In patients with a solitary kidney, prompt diagnosis and management of obstructive nephropathy is very important, because obstructive nephropathy is a reversible condition and adequate treatment improves renal function; however, treatment delay may cause a permanent loss of renal function. Although ultrasonography is regarded as the gold standard for the diagnosis of obstructive nephropathy, ultrasonography cannot demonstrate obstructive nephropathy in cases showing minimal or no dilatation of the collecting system57). Therefore, in patients at risk of obstructive nephropathy, more extensive and invasive evaluation such as retrograde or antegrade pyelography are necessary, despite the absence of a sonographically demonstrable dilatation. In this case, cystoscopy was undertaken for retrograde pyelography, and demonstrated a small impacted stone at the uretero-pelvic junction, which was removed with a foreign body forcep. Thus the retrograde pyelography was not performed.

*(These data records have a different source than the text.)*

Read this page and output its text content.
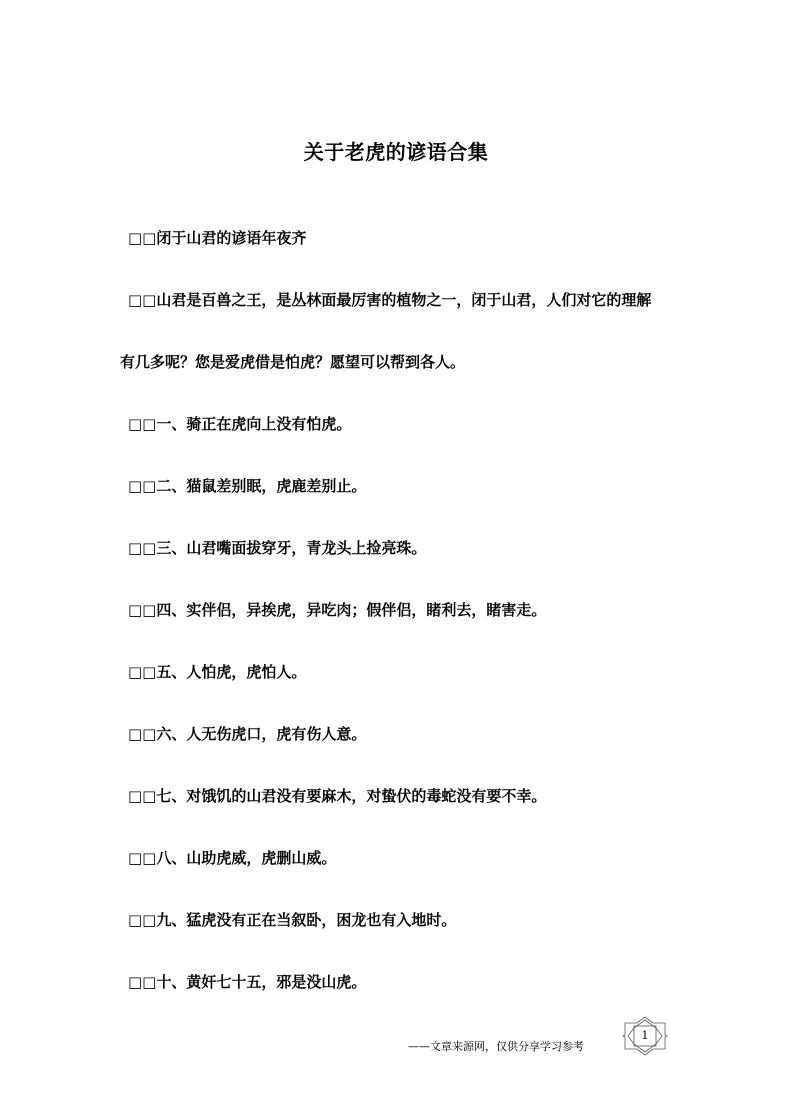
关于老虎的谚语合集
□□闭于山君的谚语年夜齐
□□山君是百兽之王，是丛林面最厉害的植物之一，闭于山君，人们对它的理解
有几多呢？您是爱虎借是怕虎？愿望可以帮到各人。
□□一、骑正在虎向上没有怕虎。
□□二、猫鼠差别眠，虎鹿差别止。
□□三、山君嘴面拔穿牙，青龙头上捡亮珠。
□□四、实伴侣，异挨虎，异吃肉；假伴侣，睹利去，睹害走。
□□五、人怕虎，虎怕人。
□□六、人无伤虎口，虎有伤人意。
□□七、对饿饥的山君没有要麻木，对蛰伏的毒蛇没有要不幸。
□□八、山助虎威，虎删山威。
□□九、猛虎没有正在当叙卧，困龙也有入地时。
□□十、黄奸七十五，邪是没山虎。
——文章来源网，仅供分享学习参考
1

In conclusion, obstructive nephropathy can occur with minimal or no dilatation of the collecting system in patients with a solitary kidney, especially in situations of dehydration, which might reduce dilatation. If obstructive nephropathy is highly suggested, extensive evaluation such as, retrograde or antegrade pyelography will be necessary despite the absence of a sonographically demonstrable dilatation. These diagnostic procedures enabled us to find and eliminate the cause of this patient’s renal failure.

Figure 1.
On the longitudinal parasagital section of left kidney, mild renal enlargement with minimal hydronephrosis was observed.
kjim-18-4-241-8f1.gif
Figure 2.
Following ultrasound examination after 5 days, a slight progression of the previously noted dilatation, and no flow signal was apparent at a duplex study.
kjim-18-4-241-8f2.gif
Figure 3.
After removing the stone, the dilatation of the collecting system improved slightly, but minimal dilatation remained.